The book does include some of the "darker" events in Lee's life, but even those events in Lee's hand don't come off as really all that grim -- even the Seduction of the Innocent fiasco of the fifties that hobbled comics as a medium for the ensuing half-century. If you want a sense of the history of comics that is more angst-ridden, there is Michael Chabon's brilliant novel The Amazing Adventures of Kavalier and Klay; Lee is a guy who doesn't take it all very seriously and that's how he writes.
(Oh, and after looking at the photos in the book, I have to note: Stan Lee's daughter is absolutely stunning.)
:: Children with dark imaginations (and like-minded adults, too) are well served by Neil Gaiman in his short novel Coraline. This is an Alice In Wonderland type of story, in which a little girl uncovers a portal into another world, but this is substantially darker than Alice -- the focus here is on chills, as opposed to Lewis Carroll's focus on wordplay and intellectual games. The book is fairly creepy, with some striking images.

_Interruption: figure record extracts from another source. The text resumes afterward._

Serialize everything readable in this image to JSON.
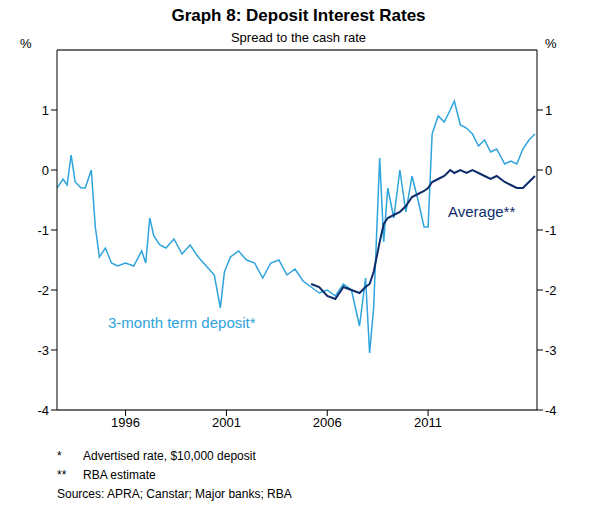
{
  "chart_data": {
    "type": "line",
    "title": "Graph 8: Deposit Interest Rates",
    "subtitle": "Spread to the cash rate",
    "y_unit": "%",
    "x": [
      1992.6,
      1992.9,
      1993.1,
      1993.3,
      1993.5,
      1993.8,
      1994.0,
      1994.3,
      1994.5,
      1994.7,
      1995.0,
      1995.3,
      1995.6,
      1996.0,
      1996.4,
      1996.8,
      1997.0,
      1997.2,
      1997.4,
      1997.7,
      1998.0,
      1998.4,
      1998.8,
      1999.2,
      1999.6,
      2000.0,
      2000.4,
      2000.7,
      2000.9,
      2001.2,
      2001.6,
      2002.0,
      2002.4,
      2002.8,
      2003.2,
      2003.6,
      2004.0,
      2004.4,
      2004.8,
      2005.2,
      2005.6,
      2006.0,
      2006.4,
      2006.8,
      2007.2,
      2007.6,
      2007.9,
      2008.1,
      2008.3,
      2008.6,
      2008.8,
      2009.0,
      2009.3,
      2009.6,
      2009.9,
      2010.2,
      2010.5,
      2010.8,
      2011.0,
      2011.2,
      2011.5,
      2011.8,
      2012.1,
      2012.3,
      2012.6,
      2012.9,
      2013.2,
      2013.5,
      2013.8,
      2014.1,
      2014.4,
      2014.8,
      2015.1,
      2015.4,
      2015.7,
      2016.0,
      2016.3
    ],
    "series": [
      {
        "name": "3-month term deposit*",
        "color": "#2ea3dc",
        "values": [
          -0.3,
          -0.15,
          -0.25,
          0.25,
          -0.2,
          -0.3,
          -0.3,
          0.0,
          -0.95,
          -1.45,
          -1.3,
          -1.55,
          -1.6,
          -1.55,
          -1.6,
          -1.35,
          -1.55,
          -0.8,
          -1.1,
          -1.25,
          -1.3,
          -1.15,
          -1.4,
          -1.25,
          -1.45,
          -1.6,
          -1.75,
          -2.3,
          -1.7,
          -1.45,
          -1.35,
          -1.5,
          -1.55,
          -1.8,
          -1.55,
          -1.5,
          -1.75,
          -1.65,
          -1.85,
          -1.95,
          -2.05,
          -2.0,
          -2.1,
          -1.9,
          -2.0,
          -2.6,
          -1.8,
          -3.05,
          -2.3,
          0.2,
          -1.2,
          -0.3,
          -0.8,
          0.0,
          -0.7,
          -0.1,
          -0.5,
          -0.95,
          -0.95,
          0.6,
          0.9,
          0.8,
          1.0,
          1.15,
          0.75,
          0.7,
          0.6,
          0.4,
          0.5,
          0.3,
          0.35,
          0.1,
          0.15,
          0.1,
          0.35,
          0.5,
          0.6
        ]
      },
      {
        "name": "Average**",
        "color": "#0d2c6c",
        "values": [
          null,
          null,
          null,
          null,
          null,
          null,
          null,
          null,
          null,
          null,
          null,
          null,
          null,
          null,
          null,
          null,
          null,
          null,
          null,
          null,
          null,
          null,
          null,
          null,
          null,
          null,
          null,
          null,
          null,
          null,
          null,
          null,
          null,
          null,
          null,
          null,
          null,
          null,
          null,
          -1.9,
          -1.95,
          -2.1,
          -2.15,
          -1.95,
          -2.0,
          -2.05,
          -1.95,
          -1.9,
          -1.7,
          -1.2,
          -0.9,
          -0.8,
          -0.75,
          -0.7,
          -0.6,
          -0.45,
          -0.4,
          -0.35,
          -0.3,
          -0.2,
          -0.15,
          -0.1,
          0.0,
          -0.05,
          0.0,
          -0.05,
          0.0,
          -0.05,
          -0.1,
          -0.15,
          -0.1,
          -0.2,
          -0.25,
          -0.3,
          -0.3,
          -0.2,
          -0.1
        ]
      }
    ],
    "xlim": [
      1992.6,
      2016.4
    ],
    "xticks": [
      1996,
      2001,
      2006,
      2011
    ],
    "ylim": [
      -4,
      2
    ],
    "yticks": [
      -4,
      -3,
      -2,
      -1,
      0,
      1
    ],
    "grid": true,
    "notes": [
      {
        "marker": "*",
        "text": "Advertised rate, $10,000 deposit"
      },
      {
        "marker": "**",
        "text": "RBA estimate"
      }
    ],
    "source": "Sources:  APRA; Canstar; Major banks; RBA"
  }
}
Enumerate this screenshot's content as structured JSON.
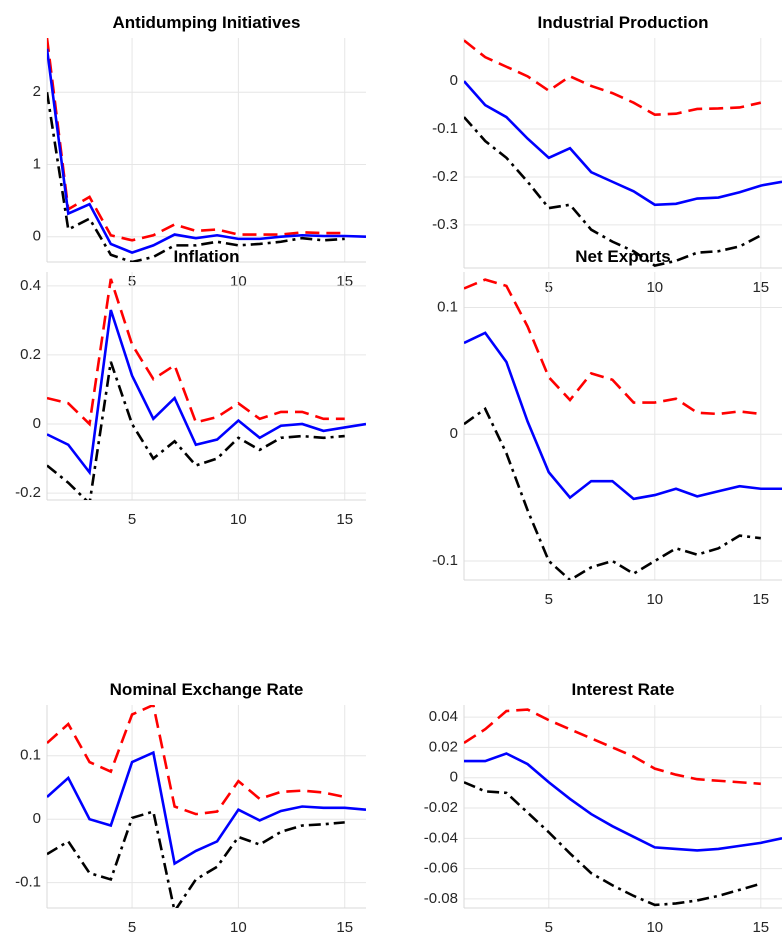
{
  "chart_data": [
    {
      "type": "line",
      "title": "Antidumping Initiatives",
      "x": [
        1,
        2,
        3,
        4,
        5,
        6,
        7,
        8,
        9,
        10,
        11,
        12,
        13,
        14,
        15,
        16
      ],
      "xlim": [
        1,
        16
      ],
      "xticks": [
        5,
        10,
        15
      ],
      "ylim": [
        -0.35,
        2.75
      ],
      "yticks": [
        0,
        1,
        2
      ],
      "grid": true,
      "series": [
        {
          "color": "#ff0000",
          "dash": "dashed",
          "values": [
            2.75,
            0.38,
            0.55,
            0.02,
            -0.05,
            0.02,
            0.17,
            0.08,
            0.1,
            0.03,
            0.03,
            0.03,
            0.06,
            0.05,
            0.05,
            null
          ]
        },
        {
          "color": "#000000",
          "dash": "dashdot",
          "values": [
            2.0,
            0.1,
            0.25,
            -0.25,
            -0.35,
            -0.28,
            -0.12,
            -0.12,
            -0.07,
            -0.12,
            -0.1,
            -0.07,
            -0.02,
            -0.05,
            -0.03,
            null
          ]
        },
        {
          "color": "#0000ff",
          "dash": "solid",
          "values": [
            2.6,
            0.32,
            0.45,
            -0.1,
            -0.22,
            -0.12,
            0.03,
            -0.02,
            0.02,
            -0.03,
            -0.03,
            0,
            0.02,
            0.01,
            0.01,
            0
          ]
        }
      ]
    },
    {
      "type": "line",
      "title": "Industrial Production",
      "x": [
        1,
        2,
        3,
        4,
        5,
        6,
        7,
        8,
        9,
        10,
        11,
        12,
        13,
        14,
        15,
        16
      ],
      "xlim": [
        1,
        16
      ],
      "xticks": [
        5,
        10,
        15
      ],
      "ylim": [
        -0.39,
        0.09
      ],
      "yticks": [
        -0.3,
        -0.2,
        -0.1,
        0
      ],
      "grid": true,
      "series": [
        {
          "color": "#ff0000",
          "dash": "dashed",
          "values": [
            0.085,
            0.05,
            0.03,
            0.01,
            -0.02,
            0.01,
            -0.01,
            -0.025,
            -0.045,
            -0.07,
            -0.068,
            -0.058,
            -0.057,
            -0.055,
            -0.045,
            null
          ]
        },
        {
          "color": "#000000",
          "dash": "dashdot",
          "values": [
            -0.075,
            -0.125,
            -0.16,
            -0.21,
            -0.265,
            -0.258,
            -0.31,
            -0.335,
            -0.355,
            -0.385,
            -0.375,
            -0.358,
            -0.355,
            -0.345,
            -0.322,
            null
          ]
        },
        {
          "color": "#0000ff",
          "dash": "solid",
          "values": [
            0.0,
            -0.05,
            -0.075,
            -0.12,
            -0.16,
            -0.14,
            -0.19,
            -0.21,
            -0.23,
            -0.258,
            -0.256,
            -0.245,
            -0.243,
            -0.232,
            -0.218,
            -0.21
          ]
        }
      ]
    },
    {
      "type": "line",
      "title": "Inflation",
      "x": [
        1,
        2,
        3,
        4,
        5,
        6,
        7,
        8,
        9,
        10,
        11,
        12,
        13,
        14,
        15,
        16
      ],
      "xlim": [
        1,
        16
      ],
      "xticks": [
        5,
        10,
        15
      ],
      "ylim": [
        -0.22,
        0.44
      ],
      "yticks": [
        -0.2,
        0,
        0.2,
        0.4
      ],
      "grid": true,
      "series": [
        {
          "color": "#ff0000",
          "dash": "dashed",
          "values": [
            0.075,
            0.06,
            0.0,
            0.42,
            0.23,
            0.13,
            0.17,
            0.005,
            0.02,
            0.06,
            0.015,
            0.035,
            0.035,
            0.015,
            0.015,
            null
          ]
        },
        {
          "color": "#000000",
          "dash": "dashdot",
          "values": [
            -0.12,
            -0.17,
            -0.23,
            0.18,
            0.0,
            -0.1,
            -0.05,
            -0.12,
            -0.1,
            -0.04,
            -0.075,
            -0.04,
            -0.035,
            -0.04,
            -0.035,
            null
          ]
        },
        {
          "color": "#0000ff",
          "dash": "solid",
          "values": [
            -0.03,
            -0.06,
            -0.14,
            0.33,
            0.14,
            0.015,
            0.075,
            -0.06,
            -0.045,
            0.01,
            -0.04,
            -0.005,
            0,
            -0.02,
            -0.01,
            0
          ]
        }
      ]
    },
    {
      "type": "line",
      "title": "Net Exports",
      "x": [
        1,
        2,
        3,
        4,
        5,
        6,
        7,
        8,
        9,
        10,
        11,
        12,
        13,
        14,
        15,
        16
      ],
      "xlim": [
        1,
        16
      ],
      "xticks": [
        5,
        10,
        15
      ],
      "ylim": [
        -0.115,
        0.128
      ],
      "yticks": [
        -0.1,
        0,
        0.1
      ],
      "grid": true,
      "series": [
        {
          "color": "#ff0000",
          "dash": "dashed",
          "values": [
            0.115,
            0.122,
            0.117,
            0.085,
            0.045,
            0.027,
            0.048,
            0.043,
            0.025,
            0.025,
            0.028,
            0.017,
            0.016,
            0.018,
            0.016,
            null
          ]
        },
        {
          "color": "#000000",
          "dash": "dashdot",
          "values": [
            0.008,
            0.02,
            -0.015,
            -0.06,
            -0.1,
            -0.115,
            -0.105,
            -0.1,
            -0.11,
            -0.1,
            -0.09,
            -0.095,
            -0.09,
            -0.08,
            -0.082,
            null
          ]
        },
        {
          "color": "#0000ff",
          "dash": "solid",
          "values": [
            0.072,
            0.08,
            0.057,
            0.01,
            -0.03,
            -0.05,
            -0.037,
            -0.037,
            -0.051,
            -0.048,
            -0.043,
            -0.049,
            -0.045,
            -0.041,
            -0.043,
            -0.043
          ]
        }
      ]
    },
    {
      "type": "line",
      "title": "Nominal Exchange Rate",
      "x": [
        1,
        2,
        3,
        4,
        5,
        6,
        7,
        8,
        9,
        10,
        11,
        12,
        13,
        14,
        15,
        16
      ],
      "xlim": [
        1,
        16
      ],
      "xticks": [
        5,
        10,
        15
      ],
      "ylim": [
        -0.14,
        0.18
      ],
      "yticks": [
        -0.1,
        0,
        0.1
      ],
      "grid": true,
      "series": [
        {
          "color": "#ff0000",
          "dash": "dashed",
          "values": [
            0.12,
            0.15,
            0.09,
            0.075,
            0.165,
            0.18,
            0.02,
            0.008,
            0.012,
            0.06,
            0.032,
            0.043,
            0.045,
            0.042,
            0.035,
            null
          ]
        },
        {
          "color": "#000000",
          "dash": "dashdot",
          "values": [
            -0.055,
            -0.035,
            -0.085,
            -0.095,
            0.002,
            0.012,
            -0.145,
            -0.095,
            -0.075,
            -0.028,
            -0.04,
            -0.02,
            -0.01,
            -0.008,
            -0.005,
            null
          ]
        },
        {
          "color": "#0000ff",
          "dash": "solid",
          "values": [
            0.035,
            0.065,
            0.0,
            -0.01,
            0.09,
            0.105,
            -0.07,
            -0.05,
            -0.035,
            0.015,
            -0.002,
            0.013,
            0.02,
            0.018,
            0.018,
            0.015
          ]
        }
      ]
    },
    {
      "type": "line",
      "title": "Interest Rate",
      "x": [
        1,
        2,
        3,
        4,
        5,
        6,
        7,
        8,
        9,
        10,
        11,
        12,
        13,
        14,
        15,
        16
      ],
      "xlim": [
        1,
        16
      ],
      "xticks": [
        5,
        10,
        15
      ],
      "ylim": [
        -0.086,
        0.048
      ],
      "yticks": [
        -0.08,
        -0.06,
        -0.04,
        -0.02,
        0,
        0.02,
        0.04
      ],
      "grid": true,
      "series": [
        {
          "color": "#ff0000",
          "dash": "dashed",
          "values": [
            0.023,
            0.032,
            0.044,
            0.045,
            0.038,
            0.032,
            0.026,
            0.02,
            0.014,
            0.006,
            0.002,
            -0.001,
            -0.002,
            -0.003,
            -0.004,
            null
          ]
        },
        {
          "color": "#000000",
          "dash": "dashdot",
          "values": [
            -0.003,
            -0.009,
            -0.01,
            -0.023,
            -0.036,
            -0.05,
            -0.063,
            -0.071,
            -0.078,
            -0.084,
            -0.083,
            -0.081,
            -0.078,
            -0.074,
            -0.07,
            null
          ]
        },
        {
          "color": "#0000ff",
          "dash": "solid",
          "values": [
            0.011,
            0.011,
            0.016,
            0.009,
            -0.003,
            -0.014,
            -0.024,
            -0.032,
            -0.039,
            -0.046,
            -0.047,
            -0.048,
            -0.047,
            -0.045,
            -0.043,
            -0.04
          ]
        }
      ]
    }
  ]
}
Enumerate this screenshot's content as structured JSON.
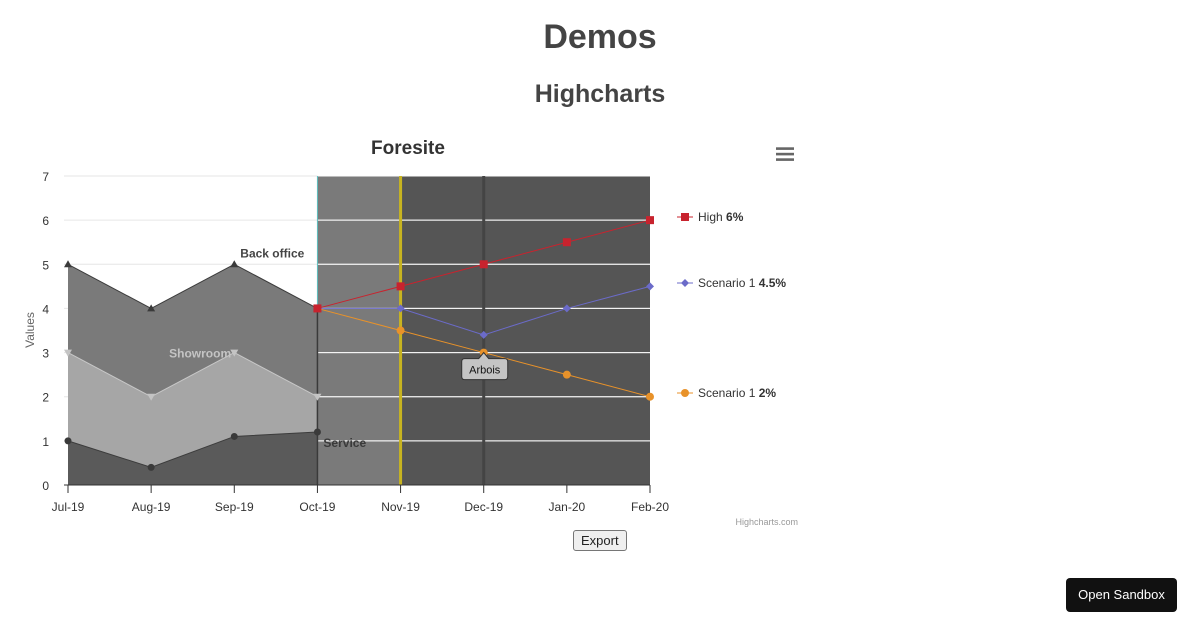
{
  "page": {
    "title": "Demos",
    "subtitle": "Highcharts",
    "export_label": "Export",
    "sandbox_label": "Open Sandbox"
  },
  "colors": {
    "back_office_area": "#7a7a7a",
    "showroom_area": "#a6a6a6",
    "service_area": "#5a5a5a",
    "forecast_light": "#7a7a7a",
    "forecast_dark": "#555555",
    "today_line": "#c8b420",
    "high": "#c8232e",
    "scenario_45": "#6b6bc9",
    "scenario_2": "#e8922a"
  },
  "chart_data": {
    "type": "area",
    "title": "Foresite",
    "ylabel": "Values",
    "ylim": [
      0,
      7
    ],
    "yticks": [
      0,
      1,
      2,
      3,
      4,
      5,
      6,
      7
    ],
    "categories": [
      "Jul-19",
      "Aug-19",
      "Sep-19",
      "Oct-19",
      "Nov-19",
      "Dec-19",
      "Jan-20",
      "Feb-20"
    ],
    "grid": true,
    "legend_position": "right",
    "credits": "Highcharts.com",
    "menu_icon": "hamburger-icon",
    "area_series": [
      {
        "name": "Back office",
        "x": [
          0,
          1,
          2,
          3
        ],
        "values": [
          5,
          4,
          5,
          4
        ],
        "marker": "triangle"
      },
      {
        "name": "Showroom",
        "x": [
          0,
          1,
          2,
          3
        ],
        "values": [
          3,
          2,
          3,
          2
        ],
        "marker": "triangle-down"
      },
      {
        "name": "Service",
        "x": [
          0,
          1,
          2,
          3
        ],
        "values": [
          1,
          0.4,
          1.1,
          1.2
        ],
        "marker": "circle"
      }
    ],
    "forecast_bands": [
      {
        "from": 3,
        "to": 4,
        "shade": "light"
      },
      {
        "from": 4,
        "to": 7,
        "shade": "dark"
      }
    ],
    "plot_lines": [
      {
        "x": 4,
        "kind": "today"
      },
      {
        "x": 5,
        "kind": "marker"
      }
    ],
    "line_series": [
      {
        "name": "High",
        "legend_value": "6%",
        "x": [
          3,
          4,
          5,
          6,
          7
        ],
        "values": [
          4,
          4.5,
          5,
          5.5,
          6
        ],
        "marker": "square"
      },
      {
        "name": "Scenario 1",
        "legend_value": "4.5%",
        "x": [
          3,
          4,
          5,
          6,
          7
        ],
        "values": [
          4,
          4,
          3.4,
          4,
          4.5
        ],
        "marker": "diamond"
      },
      {
        "name": "Scenario 1",
        "legend_value": "2%",
        "x": [
          3,
          4,
          5,
          6,
          7
        ],
        "values": [
          4,
          3.5,
          3,
          2.5,
          2
        ],
        "marker": "circle"
      }
    ],
    "tooltip": {
      "text": "Arbois",
      "x": 5,
      "y": 3
    }
  }
}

Little Coraline lives a fairly boring life with her parents in a new flat that includes a door behind which is a brick wall -- until she opens the door and finds the brick wall gone. Passing through, she finds herself in a nearly identical flat occupied by her nearly identical parents, but the differences are terrifying and soon Coraline discovers even darker things about this new place and the force that has brought her into it.
I enjoyed Coraline. Gaiman's use of small word-tricks is evident here, and his dark imagination manifests itself in the same stark imagery that was so evident in his Sandman comics and in American Gods, although he somewhat "keeps a lid on it", focusing on atmospheric effects rather than on gore. The story is relatively straight-forward and the book is an easy read. I'm not sure if Coraline is destined to be a classic -- I don't think it's as good as, say, the best gothic novels of John Bellairs -- but it's quite a good read for someone looking for an alternative to Harry Potter.